GBP/USD rallies above H1 100-SMA; US GDP down to 1.9%
Currently, GBP/USD is trading at 1.2574, down -0.13% or (16)-pips on the day, having posted a daily high at 1.2605 and low at 1.2517.
An empty UK economic docket offered no aid to the Great British Pound vs. American Dollar during the Asian and European trading sessions. However, the currency pair was about to turn around and had the opportunity to erase 59-pips in previous losses as the US GDP figures were 'a worse than expected' at 1.9% or 0.3% lower than expected and -1.6% lower from the previous 3.5% figure.
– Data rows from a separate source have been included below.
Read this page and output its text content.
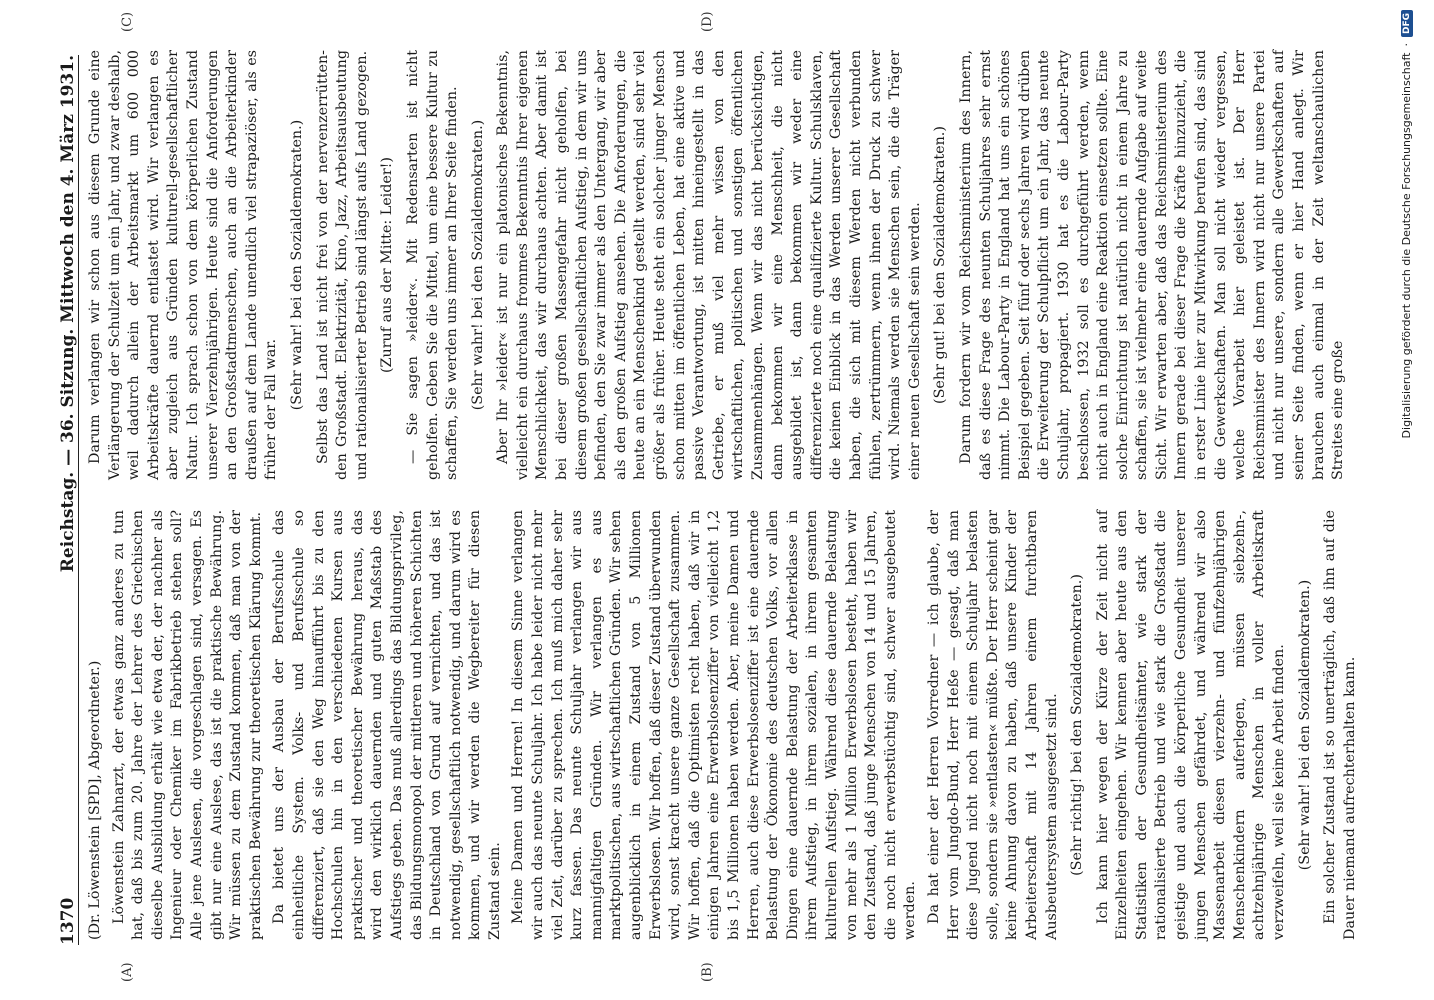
1370
Reichstag. — 36. Sitzung. Mittwoch den 4. März 1931.
(A)	(B)
(C)	(D)

(Dr. Löwenstein [SPD], Abgeordneter.) Löwenstein Zahnarzt, der etwas ganz anderes zu tun hat, daß bis zum 20. Jahre der Lehrer des Griechischen dieselbe Ausbildung erhält wie etwa der, der nachher als Ingenieur oder Chemiker im Fabrikbetrieb stehen soll? Alle jene Auslesen, die vorgeschlagen sind, versagen. Es gibt nur eine Auslese, das ist die praktische Bewährung. Wir müssen zu dem Zustand kommen, daß man von der praktischen Bewährung zur theoretischen Klärung kommt. Da bietet uns der Ausbau der Berufsschule das einheitliche System. Volks- und Berufsschule so differenziert, daß sie den Weg hinaufführt bis zu den Hochschulen hin in den verschiedenen Kursen aus praktischer und theoretischer Bewährung heraus, das wird den wirklich dauernden und guten Maßstab des Aufstiegs geben. Das muß allerdings das Bildungsprivileg, das Bildungsmonopol der mittleren und höheren Schichten in Deutschland von Grund auf vernichten, und das ist notwendig, gesellschaftlich notwendig, und darum wird es kommen, und wir werden die Wegbereiter für diesen Zustand sein. Meine Damen und Herren! In diesem Sinne verlangen wir auch das neunte Schuljahr. Ich habe leider nicht mehr viel Zeit, darüber zu sprechen. Ich muß mich daher sehr kurz fassen. Das neunte Schuljahr verlangen wir aus mannigfaltigen Gründen. Wir verlangen es aus marktpolitischen, aus wirtschaftlichen Gründen. Wir sehen augenblicklich in einem Zustand von 5 Millionen Erwerbslosen. Wir hoffen, daß dieser Zustand überwunden wird, sonst kracht unsere ganze Gesellschaft zusammen. Wir hoffen, daß die Optimisten recht haben, daß wir in einigen Jahren eine Erwerbslosenziffer von vielleicht 1,2 bis 1,5 Millionen haben werden. Aber, meine Damen und Herren, auch diese Erwerbslosenziffer ist eine dauernde Belastung der Ökonomie des deutschen Volks, vor allen Dingen eine dauernde Belastung der Arbeiterklasse in ihrem Aufstieg, in ihrem sozialen, in ihrem gesamten kulturellen Aufstieg. Während diese dauernde Belastung von mehr als 1 Million Erwerbslosen besteht, haben wir den Zustand, daß junge Menschen von 14 und 15 Jahren, die noch nicht erwerbstüchtig sind, schwer ausgebeutet werden. Da hat einer der Herren Vorredner — ich glaube, der Herr vom Jungdo-Bund, Herr Heße — gesagt, daß man diese Jugend nicht noch mit einem Schuljahr belasten solle, sondern sie »entlasten« müßte. Der Herr scheint gar keine Ahnung davon zu haben, daß unsere Kinder der Arbeiterschaft mit 14 Jahren einem furchtbaren Ausbeutersystem ausgesetzt sind. (Sehr richtig! bei den Sozialdemokraten.) Ich kann hier wegen der Kürze der Zeit nicht auf Einzelheiten eingehen. Wir kennen aber heute aus den Statistiken der Gesundheitsämter, wie stark der rationalisierte Betrieb und wie stark die Großstadt die geistige und auch die körperliche Gesundheit unserer jungen Menschen gefährdet, und während wir also Massenarbeit diesen vierzehn- und fünfzehnjährigen Menschenkindern auferlegen, müssen siebzehn-, achtzehnjährige Menschen in voller Arbeitskraft verzweifeln, weil sie keine Arbeit finden. (Sehr wahr! bei den Sozialdemokraten.) Ein solcher Zustand ist so unerträglich, daß ihn auf die Dauer niemand aufrechterhalten kann.

Darum verlangen wir schon aus diesem Grunde eine Verlängerung der Schulzeit um ein Jahr, und zwar deshalb, weil dadurch allein der Arbeitsmarkt um 600 000 Arbeitskräfte dauernd entlastet wird. Wir verlangen es aber zugleich aus Gründen kulturell-gesellschaftlicher Natur. Ich sprach schon von dem körperlichen Zustand unserer Vierzehnjährigen. Heute sind die Anforderungen an den Großstadtmenschen, auch an die Arbeiterkinder draußen auf dem Lande unendlich viel strapaziöser, als es früher der Fall war. (Sehr wahr! bei den Sozialdemokraten.) Selbst das Land ist nicht frei von der nervenzerrüttenden Großstadt. Elektrizität, Kino, Jazz, Arbeitsausbeutung und rationalisierter Betrieb sind längst aufs Land gezogen. (Zuruf aus der Mitte: Leider!) — Sie sagen »leider«. Mit Redensarten ist nicht geholfen. Geben Sie die Mittel, um eine bessere Kultur zu schaffen, Sie werden uns immer an Ihrer Seite finden. (Sehr wahr! bei den Sozialdemokraten.) Aber Ihr »leider« ist nur ein platonisches Bekenntnis, vielleicht ein durchaus frommes Bekenntnis Ihrer eigenen Menschlichkeit, das wir durchaus achten. Aber damit ist bei dieser großen Massengefahr nicht geholfen, bei diesem großen gesellschaftlichen Aufstieg, in dem wir uns befinden, den Sie zwar immer als den Untergang, wir aber als den großen Aufstieg ansehen. Die Anforderungen, die heute an ein Menschenkind gestellt werden, sind sehr viel größer als früher. Heute steht ein solcher junger Mensch schon mitten im öffentlichen Leben, hat eine aktive und passive Verantwortung, ist mitten hineingestellt in das Getriebe, er muß viel mehr wissen von den wirtschaftlichen, politischen und sonstigen öffentlichen Zusammenhängen. Wenn wir das nicht berücksichtigen, dann bekommen wir eine Menschheit, die nicht ausgebildet ist, dann bekommen wir weder eine differenzierte noch eine qualifizierte Kultur. Schulsklaven, die keinen Einblick in das Werden unserer Gesellschaft haben, die sich mit diesem Werden nicht verbunden fühlen, zertrümmern, wenn ihnen der Druck zu schwer wird. Niemals werden sie Menschen sein, die die Träger einer neuen Gesellschaft sein werden. (Sehr gut! bei den Sozialdemokraten.) Darum fordern wir vom Reichsministerium des Innern, daß es diese Frage des neunten Schuljahres sehr ernst nimmt. Die Labour-Party in England hat uns ein schönes Beispiel gegeben. Seit fünf oder sechs Jahren wird drüben die Erweiterung der Schulpflicht um ein Jahr, das neunte Schuljahr, propagiert. 1930 hat es die Labour-Party beschlossen, 1932 soll es durchgeführt werden, wenn nicht auch in England eine Reaktion einsetzen sollte. Eine solche Einrichtung ist natürlich nicht in einem Jahre zu schaffen, sie ist vielmehr eine dauernde Aufgabe auf weite Sicht. Wir erwarten aber, daß das Reichsministerium des Innern gerade bei dieser Frage die Kräfte hinzuzieht, die in erster Linie hier zur Mitwirkung berufen sind, das sind die Gewerkschaften. Man soll nicht wieder vergessen, welche Vorarbeit hier geleistet ist. Der Herr Reichsminister des Innern wird nicht nur unsere Partei und nicht nur unsere, sondern alle Gewerkschaften auf seiner Seite finden, wenn er hier Hand anlegt. Wir brauchen auch einmal in der Zeit weltanschaulichen Streites eine große	Digitalisierung gefördert durch die Deutsche Forschungsgemeinschaft
·
DFG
Historical data available for traders and investors indicates that in January, GBP/USD pair had the best trading day at +3.01% (Jan.17) or 373-pips, and the worst at -1.19% (Jan.18) or 146-pips.
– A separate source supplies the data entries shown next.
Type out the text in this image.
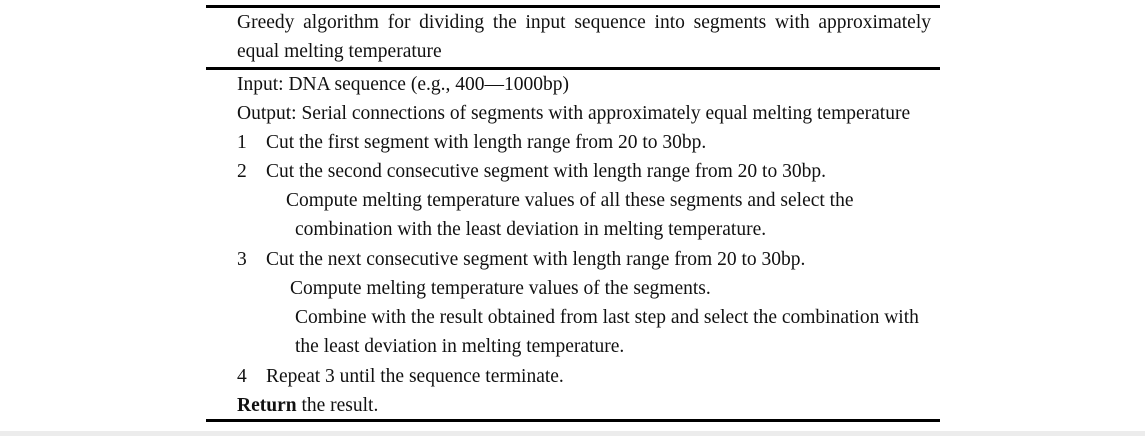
Greedy algorithm for dividing the input sequence into segments with approximately
equal melting temperature
Input: DNA sequence (e.g., 400—1000bp)
Output: Serial connections of segments with approximately equal melting temperature
1 Cut the first segment with length range from 20 to 30bp.
2 Cut the second consecutive segment with length range from 20 to 30bp.
Compute melting temperature values of all these segments and select the
combination with the least deviation in melting temperature.
3 Cut the next consecutive segment with length range from 20 to 30bp.
Compute melting temperature values of the segments.
Combine with the result obtained from last step and select the combination with
the least deviation in melting temperature.
4 Repeat 3 until the sequence terminate.
Return the result.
Consumers saved UK's GDP quarterly figure
Reuters reports, "Britain's free-spending consumers again wrong-footed broad prognostications of a slowdown after June's Brexit vote, driving a robust pace of economic growth in the final three months of 2016, data showed on Thursday."
"Gross domestic product rose at a quarterly rate of 0.6 percent between October and December, keeping the above-average pace seen in the first three months after June's referendum decision to leave the European Union. Services, most susceptible to consumers, were the biggest gainers, while industry and construction lagged. Economists polled by Reuters had forecast a slight slowdown to growth of 0.5 percent. Some predictions ranged as low as 0.3 percent," the report concluded.
Brexit undermines domestic demand
Bloomberg reports, "Growth that's consistently faster than expected, accelerating inflation, record employment and soaring consumer borrowing suggest the economy is running hot enough to weather higher borrowing costs. Traders have taken notice, responding to the latest signs of economic strength by raising bets on a Bank of England interest-rate hike by the end of the year."
The report continues, "But then there's Brexit, and that means the BOE doesn't expect the good times to last. The pound's drop since the vote to leave the EU is driving up prices and could knock back consumer spending. Compounding that drag, the central bank also expects investment to weaken, further undermining the domestic demand that's keeping the show on the road."
Technical levels to watch
In terms of technical levels, upside barriers are aligned at 1.2596 (50-SMA), then at 1.2640 (horizontal resistance) and above that at 1.2672 (high Jan.26). While supports are aligned at 1.2515 (today's low), later at 1.2460 (horizontal support) and below that at 1.2436 (200-SMA). On the other hand, Stochastic Oscillator (5,3,3) seems to head north in the middle of an oversold recovering condition, therefore, there is evidence to expect further sterling gains in the near term.
On the long term view, if 1.1985 (low Jan.16) is in fact, a short-term bottom, the upside runs all the way towards 1.3239 (short-term 23.6% Fib). However, without removing the 'hard' dark cloud from all Brexit negotiations, the sterling faces a gargantuan resistance level against 1.4001 (short-term 38.2% Fib) and 1.4167 (long-term 23.6% Fib).